The Coast Guard said there is a revised strategy to refloat the Ever Forward, and the second attempt to get the grounded container ship out of Chesapeake Bay could take more than two weeks.
“Salvage experts determined they would not be able to overcome the ground force of the Ever Forward in its current loaded condition. The new strategy offers the best chance of successfully refloating the Ever Forward,” the Coast Guard said in a press release Monday. It is working with the Maryland Department of the Environment and Evergreen Marine Corp. to remove the vessel from the shipping channel.
The 1,095-foot-long Ever Forward, with a carrying capacity of 11,850 twenty-foot equivalent units, ran aground in Chesapeake Bay near the Craighill channel March 13.
The Ever Forward grounding drew global attention not for disruption of the supply chain but for its name. Another Evergreen container ship, the Ever Given, notoriously blocked the Suez Canal for a week last year and sent the global supply chain — and mainstream media — into a tizzy.
The Ever Forward is not preventing other vessels from transiting to or from the Port of Baltimore, where it last berthed. As Lars Jensen, CEO of Vespucci Marine, noted soon after the incident, the Ever Forward grounding “is not an event with major global ramifications.”
Still, it is a spectacle in Chesapeake Bay, and state and federal agencies began working with Evergreen almost immediately after the grounding to devise a strategy to get the container ship on its way.
The Coast Guard shared the first refloating plan on March 18. “After sufficient mud is excavated, the amount of ballast water on Ever Forward will be adjusted to reduce the ship’s weight and the refloating operation will begin using both the tugboats and the power of her main engine. The rescue team will carry out the plan utilizing the most beneficial high-tide period in the port area.”

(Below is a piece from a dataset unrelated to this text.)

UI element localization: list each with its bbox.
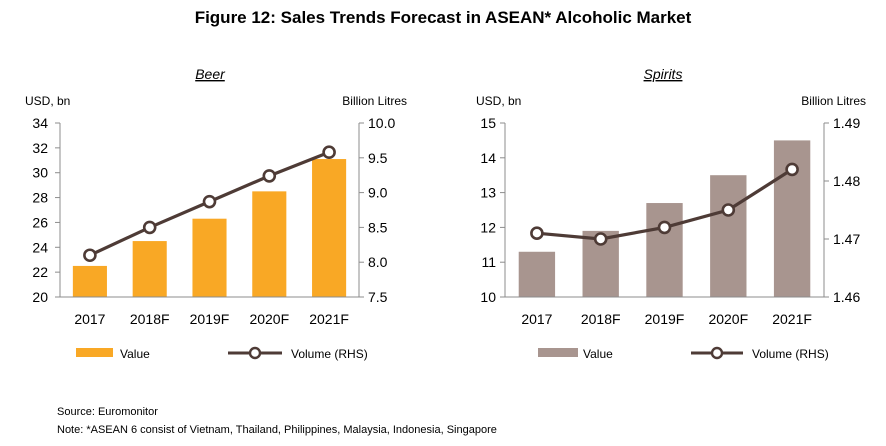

Following more than a week of dredging, an attempt to refloat the ship took place last Tuesday. The Ever Forward didn’t budge.
The Coast Guard said Monday that dredging to a channel depth of 43 feet would continue. But now containers will be removed from the Ever Forward “as soon as the installation of two crane barges with suitable lift heights” takes place.
The removed containers will be shuttled back to where they were onloaded, the Seagrit Marine Terminal at the Port of Baltimore.
“Once the containers are removed, tugs and pull barges will attempt another refloat,” the Coast Guard press release said, adding that “all aspects of the operation should take approximately two weeks. However, that timeline may change based on weather conditions and other variables outside of the control of the unified command.”
Meanwhile, a sensor system has been installed to constantly monitor the ship’s stability. Regular soundings of the fuel and ballast tanks are also being done, according to the Coast Guard.
The Ever Forward was bound for Norfolk, Virginia, when it ran aground. In addition to Baltimore, the container ship had called Colon, Panama, and Savannah, Georgia. The Ever Forward sails on the Ocean Alliance’s Asia-U.S. East Coast service. It was expected to call New York before transiting the Panama Canal to pick up cargo in China.